Skip to contents

This function selects the top terms for each topic based on their word probability distribution (beta).

Usage

get_topic_terms(stm_model, top_term_n = 10, verbose = TRUE, ...)

Arguments

stm_model

An STM model object.

top_term_n

The number of top terms to display for each topic (default: 10).

verbose

Logical, if TRUE, prints progress messages.

...

Further arguments passed to tidytext::tidy.

Value

A data frame containing the top terms for each topic.

Examples

if (interactive() && requireNamespace("stm", quietly = TRUE)) {
  mydata <- TextAnalysisR::SpecialEduTech

  united_tbl <- TextAnalysisR::unite_cols(
    mydata,
    listed_vars = c("title", "keyword", "abstract")
  )

  tokens <- TextAnalysisR::prep_texts(united_tbl, text_field = "united_texts")

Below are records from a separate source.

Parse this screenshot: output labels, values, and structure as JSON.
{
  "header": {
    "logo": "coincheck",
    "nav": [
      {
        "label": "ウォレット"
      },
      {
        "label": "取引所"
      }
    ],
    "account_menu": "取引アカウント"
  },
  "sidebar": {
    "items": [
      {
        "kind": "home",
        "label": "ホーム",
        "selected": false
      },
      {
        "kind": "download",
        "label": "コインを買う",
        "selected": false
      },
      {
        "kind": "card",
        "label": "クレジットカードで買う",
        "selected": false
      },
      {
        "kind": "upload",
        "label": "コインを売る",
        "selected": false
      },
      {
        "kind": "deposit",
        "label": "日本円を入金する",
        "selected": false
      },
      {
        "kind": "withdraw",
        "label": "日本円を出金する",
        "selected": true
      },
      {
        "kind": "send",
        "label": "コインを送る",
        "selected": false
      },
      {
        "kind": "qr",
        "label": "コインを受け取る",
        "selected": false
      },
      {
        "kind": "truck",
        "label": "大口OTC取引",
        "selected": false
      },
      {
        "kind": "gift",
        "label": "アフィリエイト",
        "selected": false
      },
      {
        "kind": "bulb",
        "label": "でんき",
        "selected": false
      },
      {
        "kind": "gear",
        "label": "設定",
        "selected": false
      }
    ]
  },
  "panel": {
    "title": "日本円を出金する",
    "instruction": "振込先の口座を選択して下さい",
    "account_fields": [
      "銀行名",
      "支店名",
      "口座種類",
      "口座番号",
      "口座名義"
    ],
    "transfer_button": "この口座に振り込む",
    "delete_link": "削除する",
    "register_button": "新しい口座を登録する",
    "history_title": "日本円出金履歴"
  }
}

  dfm_object <- quanteda::dfm(tokens)

  out <- quanteda::convert(dfm_object, to = "stm")

  stm_15 <- stm::stm(
    data = out$meta,
    documents = out$documents,
    vocab = out$vocab,
    max.em.its = 75,
    init.type = "Spectral",
    K = 15,
    prevalence = ~ reference_type + s(year),
    verbose = TRUE
  )

  top_topic_terms <- TextAnalysisR::get_topic_terms(
    stm_model = stm_15,
    top_term_n = 10,
    verbose = TRUE
  )
  print(top_topic_terms)
}